Vancomycin binds to a specific part of certain cell wall proteins in Gram-positive bacteria called peptidoglycans. Gram-negative bacteria do not have these proteins, and so are not affected by vancomycin. The drug enters the cell and binds to these peptidoglycans before they have become part of the cell wall, and this prevents them from being incorporated (Courvalin, 2006). Thus, vancomycin halts the formation of new cell walls when bacteria divide and grow. This effectively prevents bacteria from dividing, therefore stops the infecting bacterial colony from becoming any larger.

Mechanisms of Bacterial Resistance to Vancomycin

Bacterial resistance to vancomycin focuses on combating the role of the drug in inhibiting cell wall formation. Six acquired resistance genes have been identified in enterococci, although only two, VanA and VanB, are widely prevalent (Werner et al, Eurosurveillance, 2008), and only VanA has been detected in S. aureus (Courvalin, 2006). These genes are thought to play various roles in overcoming the effect of vancomycin on cell wall formation.

Resistance through the VanA gene is mediated by changes made to the peptidoglycan binding site, significantly reducing the strength of vancomycin binding. The VanA gene induces the expression of an enzyme that causes an amino acid – lactate – to be added to the end of the peptidoglycan protein chain. This extra amino acid blocks accessibility to the binding site and reduces the action of the antibiotic (Courvalin, 2006).

The VanB, VanC, VanD, VanE and VanG genes function in a similar way to Van A, but with differences in how they are regulated, in what changes to the binding site are made, and whether or not they confer resistance to teicoplanin, another antibiotic that is related to vancomycin (Courvalin, 2006).
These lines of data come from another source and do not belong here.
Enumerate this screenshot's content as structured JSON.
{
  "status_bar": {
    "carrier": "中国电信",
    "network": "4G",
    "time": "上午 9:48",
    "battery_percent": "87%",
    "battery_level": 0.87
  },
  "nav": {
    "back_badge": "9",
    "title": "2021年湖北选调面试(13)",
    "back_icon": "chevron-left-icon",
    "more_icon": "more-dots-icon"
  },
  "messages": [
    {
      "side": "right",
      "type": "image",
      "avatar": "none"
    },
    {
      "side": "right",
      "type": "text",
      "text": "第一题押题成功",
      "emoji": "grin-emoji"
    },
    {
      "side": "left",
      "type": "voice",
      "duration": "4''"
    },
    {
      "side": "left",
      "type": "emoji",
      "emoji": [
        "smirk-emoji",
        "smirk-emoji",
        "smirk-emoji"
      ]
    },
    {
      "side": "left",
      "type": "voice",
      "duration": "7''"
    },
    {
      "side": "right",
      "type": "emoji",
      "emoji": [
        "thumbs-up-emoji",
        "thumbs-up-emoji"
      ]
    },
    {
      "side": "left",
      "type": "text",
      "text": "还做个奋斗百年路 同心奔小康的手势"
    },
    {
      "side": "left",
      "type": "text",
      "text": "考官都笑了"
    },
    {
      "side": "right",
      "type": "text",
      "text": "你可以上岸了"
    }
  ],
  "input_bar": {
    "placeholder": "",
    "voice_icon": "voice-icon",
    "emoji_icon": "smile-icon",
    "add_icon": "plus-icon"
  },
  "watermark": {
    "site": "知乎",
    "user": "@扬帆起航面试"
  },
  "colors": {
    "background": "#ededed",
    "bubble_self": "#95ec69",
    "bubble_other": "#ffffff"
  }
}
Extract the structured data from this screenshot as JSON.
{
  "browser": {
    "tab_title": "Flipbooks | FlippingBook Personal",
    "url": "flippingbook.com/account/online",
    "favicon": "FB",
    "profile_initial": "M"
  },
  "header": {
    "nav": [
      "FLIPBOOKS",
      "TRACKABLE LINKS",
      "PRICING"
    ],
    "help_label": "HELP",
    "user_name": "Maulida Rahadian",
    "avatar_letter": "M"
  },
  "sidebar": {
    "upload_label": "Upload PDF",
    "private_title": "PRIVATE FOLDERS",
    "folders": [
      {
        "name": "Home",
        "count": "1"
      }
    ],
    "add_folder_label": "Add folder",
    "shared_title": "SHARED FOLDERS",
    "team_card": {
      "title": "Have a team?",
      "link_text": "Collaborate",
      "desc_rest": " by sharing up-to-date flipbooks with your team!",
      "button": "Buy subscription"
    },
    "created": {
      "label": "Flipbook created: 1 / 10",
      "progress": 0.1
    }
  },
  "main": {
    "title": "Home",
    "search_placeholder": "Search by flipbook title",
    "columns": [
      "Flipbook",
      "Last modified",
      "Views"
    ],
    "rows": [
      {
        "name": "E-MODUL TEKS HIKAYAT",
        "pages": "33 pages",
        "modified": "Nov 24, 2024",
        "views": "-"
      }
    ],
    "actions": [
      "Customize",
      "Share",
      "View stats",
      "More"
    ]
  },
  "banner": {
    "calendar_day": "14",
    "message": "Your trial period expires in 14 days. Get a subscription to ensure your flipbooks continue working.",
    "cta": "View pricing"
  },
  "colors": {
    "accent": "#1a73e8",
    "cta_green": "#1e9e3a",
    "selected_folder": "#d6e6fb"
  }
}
Cell wall thickening is a feature of less susceptible, or intermediate, strains of S. aureus. Other proteins in the cell wall can serve as false targets, which bind to vancomycin instead of the original targets - the peptidoglycans. Moreover, the presence of these decoy proteins in the cell wall also means that the drug is trapped before it reaches the inside of the cell, therefore less antibiotic reaches the cell wall from reaching its real peptidoglycan targets (Cui et al, Antimicrob Agents Chemother, 2006).

As more antibiotics are developed and used, bacteria are likely to quickly develop resistance mechanisms against them, indeed cases of resistance to newer antibiotics, including those active against MRSA, have been reported. Focused research and development of new antimicrobial agents is therefore both urgent and necessary.

References

Hiramatsu K et al. J Antimicrob Chemother 1997; 40:135-136 (letter)

Chang S et al. New Eng J Med 2003; 348:1342-1347.

Courvalin P. Clin Infect Dis 2006; 42(Suppl 1):S25-S34.

Cui L et al. Antimicrob Agents Chemother 2006; 50(2):428-438.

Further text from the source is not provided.